I have done 1 blood draw comparison test thus far. The blood draw from LabCorps was 2.1 while two of my meters agreed at 2.5.

Oddly enough, I had a blood draw today for INR. I will update this post with those specifics when I receive them.

Long story short, I trust my meters way more. I can’t guarantee how they’re handling my blood.
 
Are you saying that the UCLA lab told Roche that it was using the XS? This still doesn't account with issues related to how the sample was handled. If UCLA was actually using a different method and didn't understand what Roche was asking, the lab may have been using a different reagent, which may also give a different result.

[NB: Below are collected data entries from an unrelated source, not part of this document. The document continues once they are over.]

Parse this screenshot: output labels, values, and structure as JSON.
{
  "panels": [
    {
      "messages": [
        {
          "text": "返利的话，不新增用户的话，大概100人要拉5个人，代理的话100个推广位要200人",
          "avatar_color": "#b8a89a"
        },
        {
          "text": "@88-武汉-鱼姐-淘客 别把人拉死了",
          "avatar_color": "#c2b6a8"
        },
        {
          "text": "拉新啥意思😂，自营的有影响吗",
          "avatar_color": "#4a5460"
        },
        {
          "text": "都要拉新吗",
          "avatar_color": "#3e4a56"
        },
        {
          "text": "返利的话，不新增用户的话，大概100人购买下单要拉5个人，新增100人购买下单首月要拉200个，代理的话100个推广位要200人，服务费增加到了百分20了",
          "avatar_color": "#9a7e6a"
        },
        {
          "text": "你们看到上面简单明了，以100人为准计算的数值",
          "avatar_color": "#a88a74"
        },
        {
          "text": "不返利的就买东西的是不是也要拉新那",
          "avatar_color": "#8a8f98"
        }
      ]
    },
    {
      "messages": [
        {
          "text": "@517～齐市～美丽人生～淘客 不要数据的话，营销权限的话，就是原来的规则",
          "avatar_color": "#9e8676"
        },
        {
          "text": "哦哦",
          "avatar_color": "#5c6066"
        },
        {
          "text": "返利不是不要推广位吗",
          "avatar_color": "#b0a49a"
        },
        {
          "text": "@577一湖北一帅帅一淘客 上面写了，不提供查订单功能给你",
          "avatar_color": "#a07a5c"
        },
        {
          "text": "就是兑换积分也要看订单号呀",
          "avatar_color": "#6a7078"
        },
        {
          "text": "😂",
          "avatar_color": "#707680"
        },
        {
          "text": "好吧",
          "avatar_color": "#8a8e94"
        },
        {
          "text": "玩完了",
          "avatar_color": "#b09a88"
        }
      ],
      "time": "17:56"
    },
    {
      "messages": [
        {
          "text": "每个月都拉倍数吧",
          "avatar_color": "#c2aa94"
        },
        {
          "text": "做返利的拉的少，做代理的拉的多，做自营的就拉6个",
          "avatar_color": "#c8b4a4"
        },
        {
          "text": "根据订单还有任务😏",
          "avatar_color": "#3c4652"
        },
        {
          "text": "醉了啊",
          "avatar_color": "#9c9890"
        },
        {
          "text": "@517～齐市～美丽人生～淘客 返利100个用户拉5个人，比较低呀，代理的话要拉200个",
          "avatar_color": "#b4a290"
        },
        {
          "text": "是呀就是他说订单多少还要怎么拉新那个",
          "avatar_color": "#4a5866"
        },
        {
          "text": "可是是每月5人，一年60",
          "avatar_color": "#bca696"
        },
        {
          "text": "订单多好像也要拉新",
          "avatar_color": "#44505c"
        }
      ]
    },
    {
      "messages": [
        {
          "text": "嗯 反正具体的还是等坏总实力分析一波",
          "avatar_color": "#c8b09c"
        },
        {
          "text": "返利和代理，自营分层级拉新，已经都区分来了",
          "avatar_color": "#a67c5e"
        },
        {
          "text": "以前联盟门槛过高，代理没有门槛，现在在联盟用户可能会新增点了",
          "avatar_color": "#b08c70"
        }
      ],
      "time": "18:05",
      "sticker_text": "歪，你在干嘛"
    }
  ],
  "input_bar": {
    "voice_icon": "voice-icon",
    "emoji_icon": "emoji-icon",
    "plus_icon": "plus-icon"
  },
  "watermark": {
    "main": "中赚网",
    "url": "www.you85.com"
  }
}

If it was me, I wouldn't dump my meter before testing your meter side by side, using the same strips and code chip, against the meter at your doctor's office.
No. The lab didn’t use XS…it used then the same reagent! I’m keeping my meter!
 
I'd suggest asking whoever prescribes your warfarin to assess the disparity and suggest a course of action for your dosing and whether or not you should continue to believe the meter over the laboratory result. I would also contact the meter supplier and tell them about the disparity and ask what you should do concerning future readings.
Thank you. I’ll do.
 
The lab did NOT use the same reagent as the XS. There is probably NO reason to contact Roche about the result -- they'll talk to you but this will be a waste of your time and theirs.

Your doctor probably knows little that's relevant about INR management. I wouldn't rely on an answer from him or her.

Although the results seem to be far apart, as I noted in a previous message, they're within an acceptable margin of error.

The next time you use the lab for comparison, it will be interesting to see how the results compare.

If you DO contact Roche, I would be interested in hearing their response.

(I have the CoagSense meter, and it is ALWAYS lower than the XS. I rarely use the CoagSense and prefer the meter (the XS) that has become a standard of self testing in America, and probably any country where it's sold.)